The advantages of DPIs are improved stability and sterility of biomolecules over liquid aerosols and propellant-free formation. Although drugs are commonly delivered to the lungs by inhalation, most in vivo studies using siRNAs have relied on intratracheal or intranasal delivery. The reason could be the difficulty in formulating inhalable siRNAs and maintaining the stability during the delivery process.

To direct target-gene silencing, the siRNAs need to escape from the endosome into the cytoplasm, where they associate with the Ago2/RNA-induced silencing complex RISC to direct the cleavage of mRNAs bearing complementary binding sites. As an alternative to viral vectors, non-viral vectors, including lipid and polymer-based vectors, have been generally used for the delivery of siRNAs to the lungs due to their reduced toxicity . Ongoing research into the transfection of primary cells and whole organisms with siRNA using non-viral transfection agents has produced some promising results.

How are siRNAs typically delivered for systemic effect?

The advantages of DPIs are improved stability and sterility of biomolecules over liquid aerosols and propellant-free formation. Although drugs are commonly delivered to the lungs by inhalation, most in vivo studies using siRNAs have relied on intratracheal or intranasal delivery. The reason could be the difficulty in formulating inhalable siRNAs and maintaining the stability during the delivery process.

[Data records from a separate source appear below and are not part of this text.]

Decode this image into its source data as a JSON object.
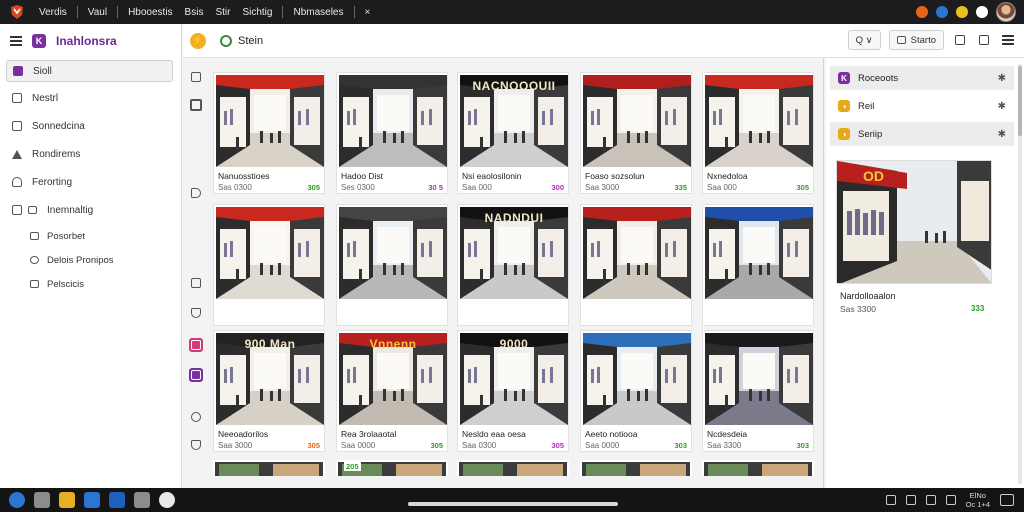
{
  "topbar": {
    "menus": [
      "Verdis",
      "Vaul",
      "Hbooestis",
      "Bsis",
      "Stir",
      "Sichtig",
      "Nbmaseles"
    ],
    "close_glyph": "×",
    "status_colors": [
      "#e8641c",
      "#2a76d2",
      "#e8c21c",
      "#ffffff"
    ]
  },
  "sidebar": {
    "brand": "Inahlonsra",
    "brand_letter": "K",
    "items": [
      {
        "label": "Sioll",
        "active": true
      },
      {
        "label": "Nestrl"
      },
      {
        "label": "Sonnedcina"
      },
      {
        "label": "Rondirems"
      },
      {
        "label": "Ferorting"
      },
      {
        "label": "Inemnaltig"
      }
    ],
    "subitems": [
      {
        "label": "Posorbet"
      },
      {
        "label": "Delois Pronipos"
      },
      {
        "label": "Pelscicis"
      }
    ]
  },
  "header": {
    "title": "Stein",
    "search_button": "Q ∨",
    "filter_button": "Starto"
  },
  "grid": {
    "cards": [
      {
        "name": "Nanuosstioes",
        "price": "Sas 0300",
        "badge": "305",
        "badge_color": "#2a9d2a",
        "sign": "",
        "sign_bg": "#c8281e",
        "floor": "#d9d2c6",
        "tone": "#f2efe8"
      },
      {
        "name": "Hadoo Dist",
        "price": "Ses 0300",
        "badge": "30 5",
        "badge_color": "#b12fb1",
        "sign": "",
        "sign_bg": "#333333",
        "floor": "#bdbdbd",
        "tone": "#e8ecef"
      },
      {
        "name": "Nsi eaolosilonin",
        "price": "Saa 000",
        "badge": "300",
        "badge_color": "#b12fb1",
        "sign": "NACNOOOUII",
        "sign_bg": "#111111",
        "floor": "#cfcfcf",
        "tone": "#eeeeee"
      },
      {
        "name": "Foaso sozsolun",
        "price": "Saa 3000",
        "badge": "335",
        "badge_color": "#2a9d2a",
        "sign": "",
        "sign_bg": "#b01e1e",
        "floor": "#c9c2b8",
        "tone": "#f4f0ea"
      },
      {
        "name": "Nxnedoloa",
        "price": "Saa 000",
        "badge": "305",
        "badge_color": "#2a9d2a",
        "sign": "",
        "sign_bg": "#c8281e",
        "floor": "#d8d2ca",
        "tone": "#f5f2ee"
      },
      {
        "name": "",
        "price": "",
        "badge": "",
        "badge_color": "#2a9d2a",
        "sign": "",
        "sign_bg": "#c8281e",
        "floor": "#e0dbd2",
        "tone": "#f8f5ef"
      },
      {
        "name": "",
        "price": "",
        "badge": "",
        "badge_color": "#2a9d2a",
        "sign": "",
        "sign_bg": "#444444",
        "floor": "#b8b8b8",
        "tone": "#eaeff3"
      },
      {
        "name": "",
        "price": "",
        "badge": "",
        "badge_color": "#2a9d2a",
        "sign": "NADNDUI",
        "sign_bg": "#111111",
        "floor": "#c9c9c9",
        "tone": "#efefef"
      },
      {
        "name": "",
        "price": "",
        "badge": "",
        "badge_color": "#2a9d2a",
        "sign": "",
        "sign_bg": "#b8201e",
        "floor": "#cfc8be",
        "tone": "#f2ede6"
      },
      {
        "name": "",
        "price": "",
        "badge": "",
        "badge_color": "#2a9d2a",
        "sign": "",
        "sign_bg": "#1f4fa8",
        "floor": "#a9a9a9",
        "tone": "#dfe8ef"
      },
      {
        "name": "Neeoadorilos",
        "price": "Saa 3000",
        "badge": "305",
        "badge_color": "#e8641c",
        "sign": "900 Man",
        "sign_bg": "#222222",
        "floor": "#d6d0c6",
        "tone": "#f3f0ea"
      },
      {
        "name": "Rea 3rolaaotal",
        "price": "Saa 0000",
        "badge": "305",
        "badge_color": "#2a9d2a",
        "sign": "Vnnenn",
        "sign_bg": "#b8201e",
        "floor": "#c2bbb2",
        "tone": "#ece8e2"
      },
      {
        "name": "Nesldo eaa oesa",
        "price": "Saa 0300",
        "badge": "305",
        "badge_color": "#b12fb1",
        "sign": "9000",
        "sign_bg": "#111111",
        "floor": "#cfcfcf",
        "tone": "#efefef"
      },
      {
        "name": "Aeeto notiooa",
        "price": "Saa 0000",
        "badge": "303",
        "badge_color": "#2a9d2a",
        "sign": "",
        "sign_bg": "#2d6fb8",
        "floor": "#c9c9c9",
        "tone": "#e6eef3"
      },
      {
        "name": "Ncdesdeia",
        "price": "Saa 3300",
        "badge": "303",
        "badge_color": "#2a9d2a",
        "sign": "",
        "sign_bg": "#1a1a1a",
        "floor": "#7a7a8a",
        "tone": "#cfd2dc"
      }
    ],
    "partial_badges": [
      "",
      "205",
      "",
      "",
      ""
    ]
  },
  "rpanel": {
    "items": [
      {
        "label": "Roceoots",
        "icon_color": "#7b2f9e",
        "icon_letter": "K"
      },
      {
        "label": "Reil",
        "icon_color": "#e8a817",
        "icon_letter": "◑"
      },
      {
        "label": "Seriip",
        "icon_color": "#e8a817",
        "icon_letter": "◑"
      }
    ],
    "pin_glyph": "✱",
    "card": {
      "name": "Nardolloaalon",
      "price": "Sas 3300",
      "badge": "333",
      "sign": "OD"
    }
  },
  "taskbar": {
    "icons": [
      {
        "color": "#2a76d2"
      },
      {
        "color": "#8c8c8c"
      },
      {
        "color": "#e8b020"
      },
      {
        "color": "#2a76d2"
      },
      {
        "color": "#1f5fbf"
      },
      {
        "color": "#8c8c8c"
      },
      {
        "color": "#e8e8e8"
      }
    ],
    "clock_time": "ElNo",
    "clock_date": "Oc 1+4"
  }
}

In many studies, in vivo success has been demonstrated in delivering siRNAs to the lungs intranasally 22, 35, 36 . An experimental setup of intranasal delivery by spray or droplet is simple and painless for the animal. Although the success in delivering siRNAs intranasally in rodents cannot be completely extrapolated to human use because of the significant differences in lung anatomy , this approach has potential for the clinical application of siRNAs.